Phishing-Resistant Does Not Mean Un-Phishable

Every digital thing can be hacked. Every authentication solution, including phishing-resistant MFA, can be hacked. Phishing-resistant MFA can still be phished. Phishing-resistant simply means that the involved authentication mechanism is resistant to the most common types of phishing attacks. It does not mean it stops all types of phishing attacks.

For example, it is nearly impossible to prevent an attacker from creating an entirely fake authentication experience for the end user and then simulating as if the authentication transaction worked, and fooling the user into believing they had just completed a successful, legitimate authentication login. And once a user thinks they are authenticated on a real system, they are more easily phished out of additional confidential information that can be used against them or their organization. 

Phishing Is Not Just Email

When most defenders say they have “defeated” phishing, they usually mean they have taken sufficient steps to mitigate most email phishing. But it is impossible to “defeat” phishing (at least right now, if not forever). Phishing has so far been a very resilient form of hacking that has defeated all known and proposed technical mitigations. And as long as that is true, you will need training.

On top of that, phishing can occur in a variety of different ways, including in-person, voice-based phone calls, social media, SMS, chat apps, metaverse and websites. And your users need to be taught how to recognize, mitigate, and report social engineering no matter how it appears, no matter what its form.

Compliance Training

A great security awareness program is about more than stopping social engineering and phishing attacks. It often means compliance training, such as educating employees about how to avoid and report sexual harassment, anti-bribery rules, unacceptable content and privacy statutes, as common examples. I am not sure about your security awareness training program, but compliance training is a big part of what KnowBe4 does.

Culture Improvement

Lastly, a great security awareness training program is about improving your organization’s overall risk management culture. You want everyone to understand the importance of developing a healthy level of skepticism to high-risk events. And you cannot do that without a constant stream of good security awareness training. 

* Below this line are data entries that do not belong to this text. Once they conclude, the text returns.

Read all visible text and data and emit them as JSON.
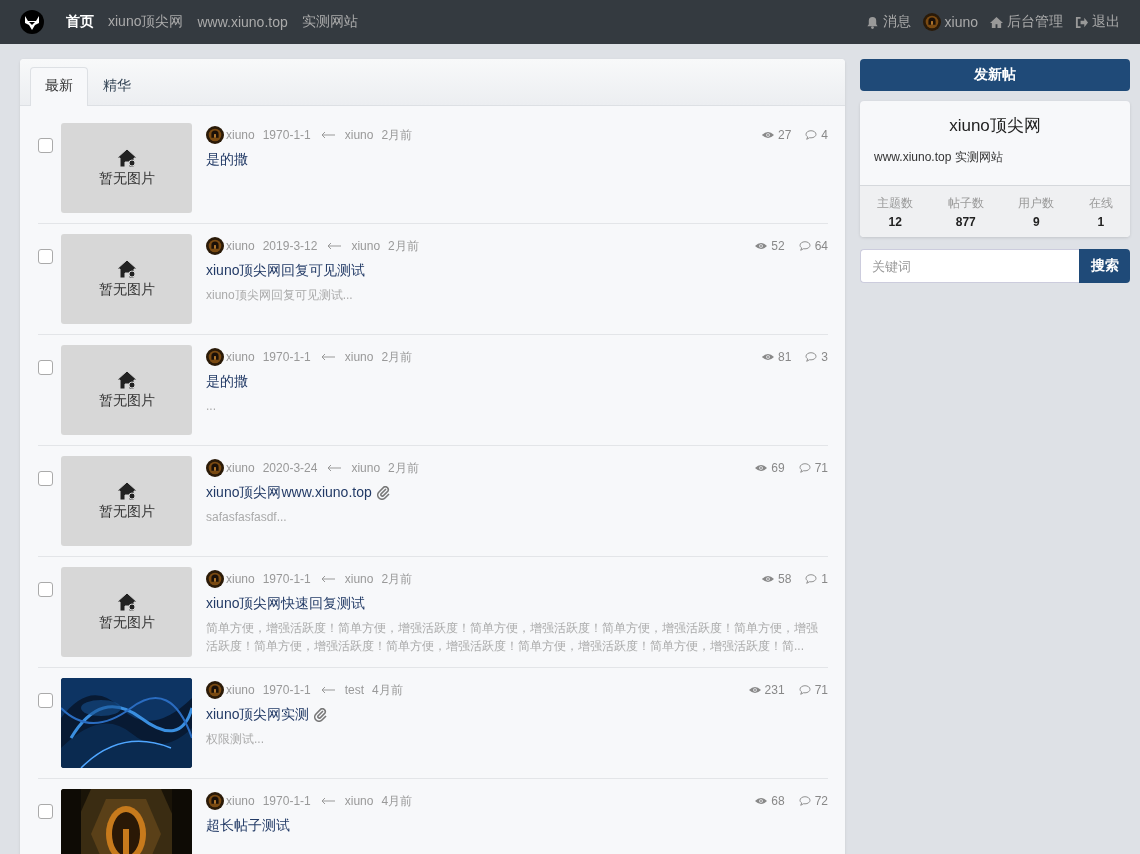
{
  "navbar": {
    "links": [
      {
        "label": "首页",
        "selected": true
      },
      {
        "label": "xiuno顶尖网",
        "selected": false
      },
      {
        "label": "www.xiuno.top",
        "selected": false
      },
      {
        "label": "实测网站",
        "selected": false
      }
    ],
    "right": [
      {
        "kind": "bell",
        "label": "消息"
      },
      {
        "kind": "avatar",
        "label": "xiuno"
      },
      {
        "kind": "home",
        "label": "后台管理"
      },
      {
        "kind": "logout",
        "label": "退出"
      }
    ]
  },
  "tabs": [
    {
      "label": "最新",
      "selected": true
    },
    {
      "label": "精华",
      "selected": false
    }
  ],
  "threads": [
    {
      "checked": false,
      "thumb": {
        "kind": "placeholder",
        "text": "暂无图片"
      },
      "author": "xiuno",
      "date": "1970-1-1",
      "last_user": "xiuno",
      "last_time": "2月前",
      "views": "27",
      "replies": "4",
      "title": "是的撒",
      "attachment": false
    },
    {
      "checked": false,
      "thumb": {
        "kind": "placeholder",
        "text": "暂无图片"
      },
      "author": "xiuno",
      "date": "2019-3-12",
      "last_user": "xiuno",
      "last_time": "2月前",
      "views": "52",
      "replies": "64",
      "title": "xiuno顶尖网回复可见测试",
      "excerpt": "xiuno顶尖网回复可见测试...",
      "attachment": false
    },
    {
      "checked": false,
      "thumb": {
        "kind": "placeholder",
        "text": "暂无图片"
      },
      "author": "xiuno",
      "date": "1970-1-1",
      "last_user": "xiuno",
      "last_time": "2月前",
      "views": "81",
      "replies": "3",
      "title": "是的撒",
      "excerpt": "...",
      "attachment": false
    },
    {
      "checked": false,
      "thumb": {
        "kind": "placeholder",
        "text": "暂无图片"
      },
      "author": "xiuno",
      "date": "2020-3-24",
      "last_user": "xiuno",
      "last_time": "2月前",
      "views": "69",
      "replies": "71",
      "title": "xiuno顶尖网www.xiuno.top",
      "excerpt": "safasfasfasdf...",
      "attachment": true
    },
    {
      "checked": false,
      "thumb": {
        "kind": "placeholder",
        "text": "暂无图片"
      },
      "author": "xiuno",
      "date": "1970-1-1",
      "last_user": "xiuno",
      "last_time": "2月前",
      "views": "58",
      "replies": "1",
      "title": "xiuno顶尖网快速回复测试",
      "excerpt": "简单方便，增强活跃度！简单方便，增强活跃度！简单方便，增强活跃度！简单方便，增强活跃度！简单方便，增强活跃度！简单方便，增强活跃度！简单方便，增强活跃度！简单方便，增强活跃度！简单方便，增强活跃度！简...",
      "attachment": false
    },
    {
      "checked": false,
      "author": "xiuno",
      "date": "1970-1-1",
      "last_user": "test",
      "last_time": "4月前",
      "views": "231",
      "replies": "71",
      "title": "xiuno顶尖网实测",
      "excerpt": "权限测试...",
      "attachment": true
    },
    {
      "checked": false,
      "author": "xiuno",
      "date": "1970-1-1",
      "last_user": "xiuno",
      "last_time": "4月前",
      "views": "68",
      "replies": "72",
      "title": "超长帖子测试",
      "attachment": false
    }
  ],
  "sidebar": {
    "new_post_button": "发新帖",
    "site": {
      "name": "xiuno顶尖网",
      "description": "www.xiuno.top 实测网站",
      "stats": [
        {
          "label": "主题数",
          "value": "12"
        },
        {
          "label": "帖子数",
          "value": "877"
        },
        {
          "label": "用户数",
          "value": "9"
        },
        {
          "label": "在线",
          "value": "1"
        }
      ]
    },
    "search": {
      "placeholder": "关键词",
      "button": "搜索"
    }
  }
}
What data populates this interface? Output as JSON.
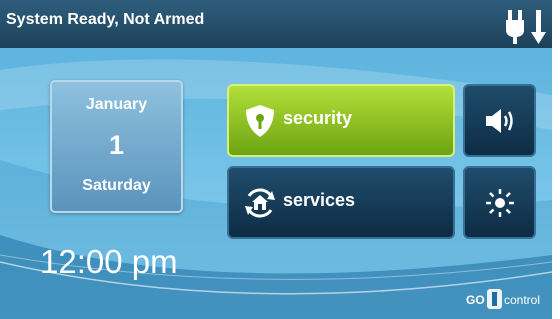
{
  "header": {
    "status_text": "System Ready, Not Armed",
    "power_icon": "power-plug-icon"
  },
  "date": {
    "month": "January",
    "day": "1",
    "weekday": "Saturday"
  },
  "time": "12:00 pm",
  "buttons": {
    "security": {
      "label": "security",
      "icon": "shield-icon"
    },
    "services": {
      "label": "services",
      "icon": "home-refresh-icon"
    },
    "volume": {
      "icon": "volume-icon"
    },
    "brightness": {
      "icon": "brightness-icon"
    }
  },
  "logo": {
    "text_left": "GO",
    "text_right": "control"
  },
  "colors": {
    "header": "#1e4560",
    "background": "#6cc0e4",
    "security_green": "#8cc625",
    "button_dark": "#163a56"
  }
}
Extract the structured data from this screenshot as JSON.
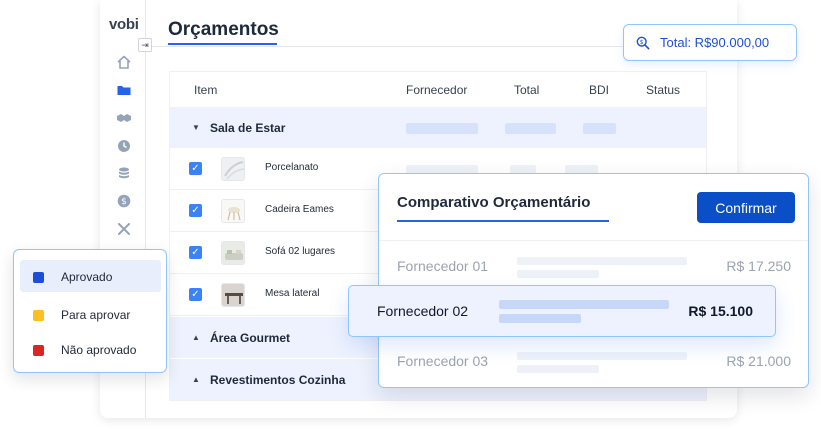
{
  "app": {
    "logo": "vobi"
  },
  "sidebar": {
    "icons": [
      "home-icon",
      "folder-icon",
      "handshake-icon",
      "clock-icon",
      "coins-icon",
      "dollar-icon",
      "tools-icon"
    ]
  },
  "header": {
    "title": "Orçamentos"
  },
  "total": {
    "label": "Total: R$90.000,00",
    "icon": "search-dollar-icon"
  },
  "table": {
    "columns": {
      "item": "Item",
      "supplier": "Fornecedor",
      "total": "Total",
      "bdi": "BDI",
      "status": "Status"
    },
    "groups": [
      {
        "label": "Sala de Estar",
        "expanded": true
      },
      {
        "label": "Área Gourmet",
        "expanded": false
      },
      {
        "label": "Revestimentos Cozinha",
        "expanded": false
      }
    ],
    "items": [
      {
        "name": "Porcelanato",
        "checked": true,
        "thumb": "tile-icon"
      },
      {
        "name": "Cadeira Eames",
        "checked": true,
        "thumb": "chair-icon"
      },
      {
        "name": "Sofá 02 lugares",
        "checked": true,
        "thumb": "sofa-icon"
      },
      {
        "name": "Mesa lateral",
        "checked": true,
        "thumb": "table-icon"
      }
    ]
  },
  "legend": {
    "items": [
      {
        "label": "Aprovado",
        "color": "#1d4ed8",
        "active": true
      },
      {
        "label": "Para aprovar",
        "color": "#fbbf24",
        "active": false
      },
      {
        "label": "Não aprovado",
        "color": "#dc2626",
        "active": false
      }
    ]
  },
  "compare": {
    "title": "Comparativo Orçamentário",
    "confirm_label": "Confirmar",
    "suppliers": [
      {
        "name": "Fornecedor 01",
        "price": "R$ 17.250"
      },
      {
        "name": "Fornecedor 02",
        "price": "R$ 15.100",
        "selected": true
      },
      {
        "name": "Fornecedor 03",
        "price": "R$ 21.000"
      }
    ]
  },
  "colors": {
    "accent": "#2563eb",
    "button": "#0b4fc7",
    "row_highlight": "#eef2fe"
  }
}
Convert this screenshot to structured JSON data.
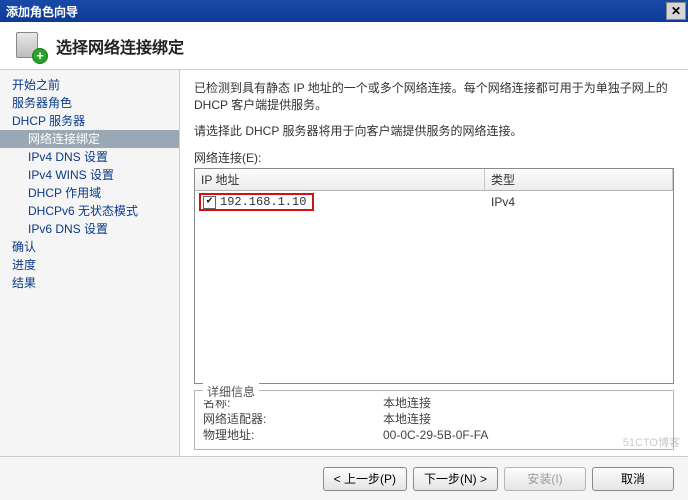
{
  "window": {
    "title": "添加角色向导"
  },
  "header": {
    "page_title": "选择网络连接绑定"
  },
  "sidebar": {
    "items": [
      {
        "label": "开始之前",
        "sub": false
      },
      {
        "label": "服务器角色",
        "sub": false
      },
      {
        "label": "DHCP 服务器",
        "sub": false
      },
      {
        "label": "网络连接绑定",
        "sub": true,
        "selected": true
      },
      {
        "label": "IPv4 DNS 设置",
        "sub": true
      },
      {
        "label": "IPv4 WINS 设置",
        "sub": true
      },
      {
        "label": "DHCP 作用域",
        "sub": true
      },
      {
        "label": "DHCPv6 无状态模式",
        "sub": true
      },
      {
        "label": "IPv6 DNS 设置",
        "sub": true
      },
      {
        "label": "确认",
        "sub": false
      },
      {
        "label": "进度",
        "sub": false
      },
      {
        "label": "结果",
        "sub": false
      }
    ]
  },
  "main": {
    "intro": "已检测到具有静态 IP 地址的一个或多个网络连接。每个网络连接都可用于为单独子网上的 DHCP 客户端提供服务。",
    "instruction": "请选择此 DHCP 服务器将用于向客户端提供服务的网络连接。",
    "list_label": "网络连接(E):",
    "columns": {
      "ip": "IP 地址",
      "type": "类型"
    },
    "rows": [
      {
        "checked": true,
        "ip": "192.168.1.10",
        "type": "IPv4"
      }
    ],
    "details": {
      "legend": "详细信息",
      "name_label": "名称:",
      "name_value": "本地连接",
      "adapter_label": "网络适配器:",
      "adapter_value": "本地连接",
      "mac_label": "物理地址:",
      "mac_value": "00-0C-29-5B-0F-FA"
    }
  },
  "footer": {
    "prev": "< 上一步(P)",
    "next": "下一步(N) >",
    "install": "安装(I)",
    "cancel": "取消"
  },
  "watermark": "51CTO博客"
}
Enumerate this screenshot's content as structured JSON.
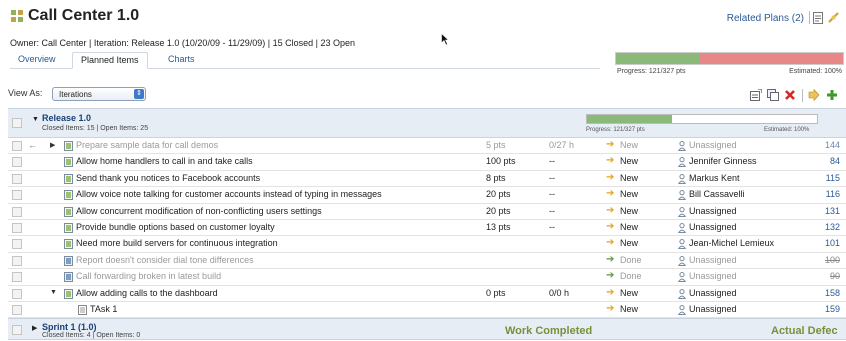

There are probably a dozen other reasons why you need to start or continue a great security awareness program even if you have phishing-resistant MFA, but these seven reasons are reason enough to stay in the training game.

Not training your employees means you accept all of these elevated risks. But a good security awareness training program will help you to significantly reduce cybersecurity risk. Using phishing-resistant MFA is one way to reduce risk. Great training is another.